GazeProphet: Software-Only Gaze Prediction for VR Foveated Rendering
Farhaan Ebadulla, Chiraag Mudlapur, Gaurav BV
TL;DR
GazeProphet presents a software-only solution for predicting gaze in VR to enable foveated rendering without eye-tracking hardware. It fuses spatial features from a Spherical Vision Transformer with temporal gaze dynamics via an LSTM temporal encoder, using a multi-modal fusion network to output gaze coordinates and a confidence score. The approach achieves a median angular error of $3.83^\circ$, outperforming saliency baselines by $24\%$, and demonstrates robust performance across regions and scenes with strong statistical significance. This work lowers barriers to widespread foveated rendering, enabling VR optimization on existing hardware and broadening accessibility across platforms.
Abstract
Foveated rendering significantly reduces computational demands in virtual reality applications by concentrating rendering quality where users focus their gaze. Current approaches require expensive hardware-based eye tracking systems, limiting widespread adoption due to cost, calibration complexity, and hardware compatibility constraints. This paper presents GazeProphet, a software-only approach for predicting gaze locations in VR environments without requiring dedicated eye tracking hardware.
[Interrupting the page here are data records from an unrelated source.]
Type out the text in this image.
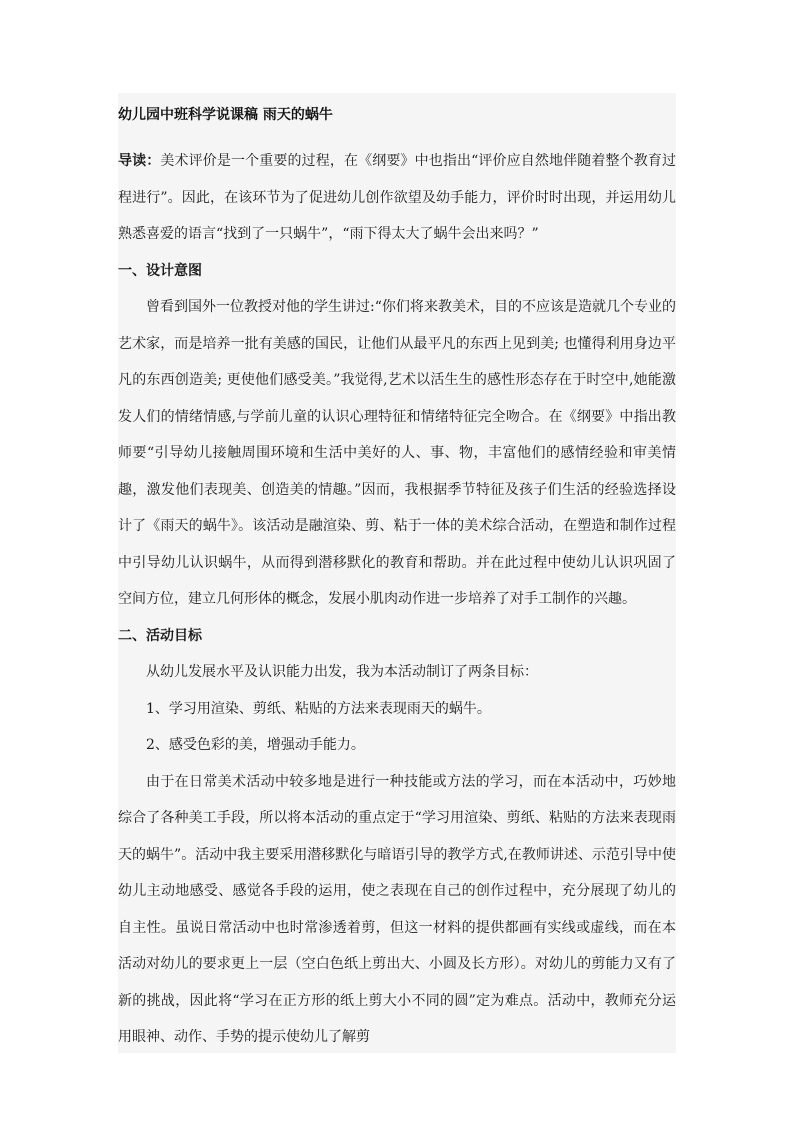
幼儿园中班科学说课稿 雨天的蜗牛

导读：美术评价是一个重要的过程，在《纲要》中也指出“评价应自然地伴随着整个教育过程进行”。因此，在该环节为了促进幼儿创作欲望及幼手能力，评价时时出现，并运用幼儿熟悉喜爱的语言“找到了一只蜗牛”，“雨下得太大了蜗牛会出来吗？”

一、设计意图

曾看到国外一位教授对他的学生讲过:“你们将来教美术，目的不应该是造就几个专业的艺术家，而是培养一批有美感的国民，让他们从最平凡的东西上见到美; 也懂得利用身边平凡的东西创造美; 更使他们感受美。”我觉得,艺术以活生生的感性形态存在于时空中,她能激发人们的情绪情感,与学前儿童的认识心理特征和情绪特征完全吻合。在《纲要》中指出教师要“引导幼儿接触周围环境和生活中美好的人、事、物，丰富他们的感情经验和审美情趣，激发他们表现美、创造美的情趣。”因而，我根据季节特征及孩子们生活的经验选择设计了《雨天的蜗牛》。该活动是融渲染、剪、粘于一体的美术综合活动，在塑造和制作过程中引导幼儿认识蜗牛，从而得到潜移默化的教育和帮助。并在此过程中使幼儿认识巩固了空间方位，建立几何形体的概念，发展小肌肉动作进一步培养了对手工制作的兴趣。

二、活动目标

从幼儿发展水平及认识能力出发，我为本活动制订了两条目标：

1、学习用渲染、剪纸、粘贴的方法来表现雨天的蜗牛。

2、感受色彩的美，增强动手能力。

由于在日常美术活动中较多地是进行一种技能或方法的学习，而在本活动中，巧妙地综合了各种美工手段，所以将本活动的重点定于“学习用渲染、剪纸、粘贴的方法来表现雨天的蜗牛”。活动中我主要采用潜移默化与暗语引导的教学方式,在教师讲述、示范引导中使幼儿主动地感受、感觉各手段的运用，使之表现在自己的创作过程中，充分展现了幼儿的自主性。虽说日常活动中也时常渗透着剪，但这一材料的提供都画有实线或虚线，而在本活动对幼儿的要求更上一层（空白色纸上剪出大、小圆及长方形）。对幼儿的剪能力又有了新的挑战，因此将“学习在正方形的纸上剪大小不同的圆”定为难点。活动中，教师充分运用眼神、动作、手势的提示使幼儿了解剪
The approach combines a Spherical Vision Transformer for processing 360-degree VR scenes with an LSTM-based temporal encoder that captures gaze sequence patterns. A multi-modal fusion network integrates spatial scene features with temporal gaze dynamics to predict future gaze locations with associated confidence estimates. Experimental evaluation on a comprehensive VR dataset demonstrates that GazeProphet achieves a median angular error of 3.83 degrees, outperforming traditional saliency-based baselines by 24% while providing reliable confidence calibration. The approach maintains consistent performance across different spatial regions and scene types, enabling practical deployment in VR systems without additional hardware requirements. Statistical analysis confirms the significance of improvements across all evaluation metrics. These results show that software-only gaze prediction can work for VR foveated rendering, making this performance boost more accessible to different VR platforms and apps.